The following section would be used to explore the data in an interactive way. These plots allow for user interaction, such as zooming, panning, and selecting data points. Users can customize the plot by choosing different variables to plot, adjusting axes ranges, and selecting data subsets. The interactive plots provide a dynamic way to visually explore the data and can reveal patterns or relationships that might not be apparent from static plots alone. By using interactive plots, we can gain a deeper understanding of the data and make more informed decisions during the data analysis process.

In [15]:
import matplotlib.pyplot as plt
import ipywidgets as widgets

# Make a list of all the dataframes that are match and slice
dtf_lists = dtf_list_inc_lossing

# Calculate the max and min values for the 'time' column for each DataFrame
time_max = max([df["Year"].max() for df in dtf_lists])
time_min = min([df["Year"].min() for df in dtf_lists])

# Create a scatter plot of the players wins for only player with key 3
def plot_scatters(player_ID, df_index, x="Year", y="PerAllo", y_2=None, x_min=None, x_max=None, show_line=False, shade_area=False):
    df = dtf_lists[df_index]
    players = df["Subject"].unique().tolist()
    player_df = df[df["Subject"] == players[player_ID]]
    
    fig, ax1 = plt.subplots()
    ax1.set_xlabel(x)
    ax1.set_ylabel(y, color='royalblue')
    if x_min is not None and x_max is not None:
        player_df = player_df[(player_df[x] >= x_min) & (player_df[x] <= x_max)]
    ax1.scatter(x=player_df[x], y=player_df[y], color='royalblue')
    
    if y_2 is not None:
        ax2 = ax1.twinx()
        ax2.set_ylabel(y_2, color='r')
        if x_min is not None and x_max is not None:
            player_df = player_df[(player_df[x] >= x_min) & (player_df[x] <= x_max)]
        ax2.scatter(x=player_df[x], y=player_df[y_2], color='orangered', marker='s')
        ax2.tick_params(axis='y', labelcolor='orangered')
        # Add a line to the plot if show_line is True
        if show_line:
            ax2.plot(player_df[x], player_df[y_2], color='black', linewidth=0.8, linestyle='--')
        if shade_area:
            ax2.fill_between(player_df[x], player_df[y_2], color='lightcoral', alpha=0.5)
    
    if show_line:
        ax1.plot(player_df[x], player_df[y], color='black', linewidth=0.8)
        
    if shade_area:
        ax1.fill_between(player_df[x], player_df[y], color='lightblue', alpha=0.5)

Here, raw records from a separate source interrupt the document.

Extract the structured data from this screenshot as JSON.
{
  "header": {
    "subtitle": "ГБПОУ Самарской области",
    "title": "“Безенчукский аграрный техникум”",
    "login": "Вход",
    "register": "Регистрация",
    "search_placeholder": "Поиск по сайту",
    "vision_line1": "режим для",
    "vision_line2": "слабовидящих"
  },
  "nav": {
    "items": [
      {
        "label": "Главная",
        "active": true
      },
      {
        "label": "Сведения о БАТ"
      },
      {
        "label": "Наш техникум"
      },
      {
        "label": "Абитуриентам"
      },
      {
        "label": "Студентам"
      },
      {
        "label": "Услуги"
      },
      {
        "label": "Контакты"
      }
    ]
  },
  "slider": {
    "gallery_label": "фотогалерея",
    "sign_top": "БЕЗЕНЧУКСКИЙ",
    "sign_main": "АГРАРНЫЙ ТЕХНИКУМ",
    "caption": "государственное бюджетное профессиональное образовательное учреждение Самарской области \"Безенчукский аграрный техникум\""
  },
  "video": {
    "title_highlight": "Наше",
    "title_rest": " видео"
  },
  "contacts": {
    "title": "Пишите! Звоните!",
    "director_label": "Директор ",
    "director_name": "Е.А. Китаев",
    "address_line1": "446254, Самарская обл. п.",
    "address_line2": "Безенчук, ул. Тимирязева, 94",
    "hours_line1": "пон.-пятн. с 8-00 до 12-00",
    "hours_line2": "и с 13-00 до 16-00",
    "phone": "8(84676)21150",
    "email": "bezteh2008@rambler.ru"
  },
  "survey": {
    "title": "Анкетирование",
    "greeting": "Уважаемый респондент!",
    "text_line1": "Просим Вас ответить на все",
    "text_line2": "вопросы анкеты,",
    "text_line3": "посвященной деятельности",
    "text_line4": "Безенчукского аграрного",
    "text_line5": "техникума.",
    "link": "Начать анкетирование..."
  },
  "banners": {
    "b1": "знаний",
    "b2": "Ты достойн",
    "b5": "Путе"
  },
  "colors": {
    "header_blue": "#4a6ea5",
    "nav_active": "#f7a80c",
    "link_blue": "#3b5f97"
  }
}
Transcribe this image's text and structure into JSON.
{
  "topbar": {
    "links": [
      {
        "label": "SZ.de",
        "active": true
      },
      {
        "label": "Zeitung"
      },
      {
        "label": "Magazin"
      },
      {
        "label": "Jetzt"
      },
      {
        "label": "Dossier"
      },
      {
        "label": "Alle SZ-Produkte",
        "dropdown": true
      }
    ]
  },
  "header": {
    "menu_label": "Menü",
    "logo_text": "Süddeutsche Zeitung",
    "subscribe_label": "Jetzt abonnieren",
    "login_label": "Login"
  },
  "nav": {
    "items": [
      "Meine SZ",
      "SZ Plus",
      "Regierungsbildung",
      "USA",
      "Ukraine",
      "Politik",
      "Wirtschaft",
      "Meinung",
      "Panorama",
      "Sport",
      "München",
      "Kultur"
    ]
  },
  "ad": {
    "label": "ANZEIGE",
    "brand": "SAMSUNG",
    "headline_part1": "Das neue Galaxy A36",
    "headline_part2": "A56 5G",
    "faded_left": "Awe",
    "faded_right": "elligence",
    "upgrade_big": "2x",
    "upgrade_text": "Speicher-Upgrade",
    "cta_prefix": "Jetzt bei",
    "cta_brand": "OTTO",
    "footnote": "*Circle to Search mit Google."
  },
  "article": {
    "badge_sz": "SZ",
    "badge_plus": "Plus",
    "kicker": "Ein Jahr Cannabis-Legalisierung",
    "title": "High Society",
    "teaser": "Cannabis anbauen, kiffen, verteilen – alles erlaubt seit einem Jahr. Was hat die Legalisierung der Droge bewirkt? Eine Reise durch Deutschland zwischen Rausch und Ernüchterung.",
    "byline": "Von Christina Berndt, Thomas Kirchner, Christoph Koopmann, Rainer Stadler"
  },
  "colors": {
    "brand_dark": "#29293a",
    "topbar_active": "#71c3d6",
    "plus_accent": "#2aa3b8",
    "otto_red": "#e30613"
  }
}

    ax1.tick_params(axis='y', labelcolor='black')
    ax1.grid()
    plt.title(f"Subject {players[player_ID]}")
    plt.show()

# Create widgets for playerkey, df_index, x, y, y_2, x_min, and x_max
df_index_widget = widgets.Dropdown(options=[(f"DataFrame {i}", i) for i in range(len(dtf_lists))])
x_widget = widgets.Dropdown(options=list(dtf_lists[0].columns), value="Year")
y_widget = widgets.Dropdown(options=list(dtf_lists[0].columns), value="PerAllo")
y_2_widget = widgets.Dropdown(options=[None]+list(dtf_lists[0].columns), value=None)
x_min_widget = widgets.FloatText(description="x_min", value=time_min)
x_max_widget = widgets.FloatText(description="x_max", value=time_max)
show_line_widget = widgets.Checkbox(description='Show line', value=False)
shade_area_widget = widgets.Checkbox(description='Shade area', value=False)

# Create a function to update the players_widget based on the selected df_index
def update_players_widget(df_index):
    df = dtf_lists[df_index]
    players = df["Subject"].unique().tolist()
    player_key_widget.options = [(p, i) for i, p in enumerate(players)]

# Create a players_widget for the initial df_index value
initial_df_index = df_index_widget.value
initial_df = dtf_lists[initial_df_index]
initial_players = initial_df["Subject"].unique().tolist()
player_key_widget = widgets.Dropdown(options=[], value=None)

# Call update_players_widget with the initial_df_index value to set the options for player_key_widget
update_players_widget(initial_df_index)

widgets.interact(plot_scatters, player_ID=player_key_widget, df_index=df_index_widget,
                 x=x_widget, y=y_widget, y_2=y_2_widget, x_min=x_min_widget, x_max=x_max_widget,
                 show_line=show_line_widget, shade_area=shade_area_widget)

# Update the player_key_widget options when df_index changes
def on_df_index_change(change):
    update_players_widget(change.new)

df_index_widget.observe(on_df_index_change, names='value')
update_players_widget(initial_df_index)  # update the player_key_widget options initially


interactive(children=(Dropdown(description='player_ID', options=((41, 0), (44, 1), (45, 2), (46, 3), (49, 4), …